Need to be more strict on myself avoiding sprinting, jumping activities (no more beating the kids at basketball or demonstrating high jump and hurdles), as well as hills and interval work (no return to running in the Toomsless group any time soon and State Champs is a definite no-no :( ) which is going to make work awfully dull. These activities will more than likely re-injure past the capacity of the body to repair.
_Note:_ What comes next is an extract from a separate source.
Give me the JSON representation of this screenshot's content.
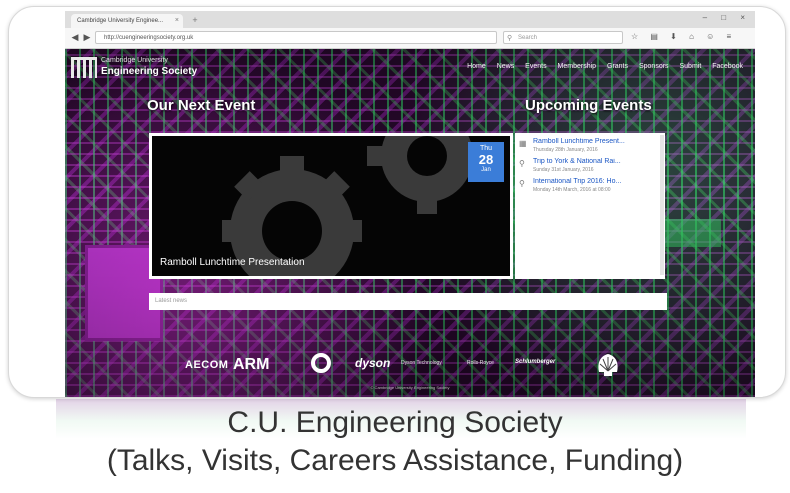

Main issue is not an inflammation response, but anti-inflammatories OK if they help maintain the rehab. Activity generally to be guided by the principle of discomfort is OK, pain is bad. Apparently this is meant to be an easy distinction to make and most people underestimate how much they can do. I'm not so sure about myself. I'll hazard a guess that the annoying discomfort that I had when my achilles started to play up that went away after a couple of minutes is OK and the "I can't even jog up a hill unless I've slowly shuffled around for at least 10 minutes becuase it hurts too much" that I was at by the end of the Easter carnival is probably taking it a bit too far.
Have decided in the interests of not pushing too hard too soon to stop all running (well, as much as possible) and to bite the bullet and get back on the bike and the ski. Need to keep some fitness up / get some back.
Will not commit to any racing in the short term, but am already thinking about possibilities for the second half of next year.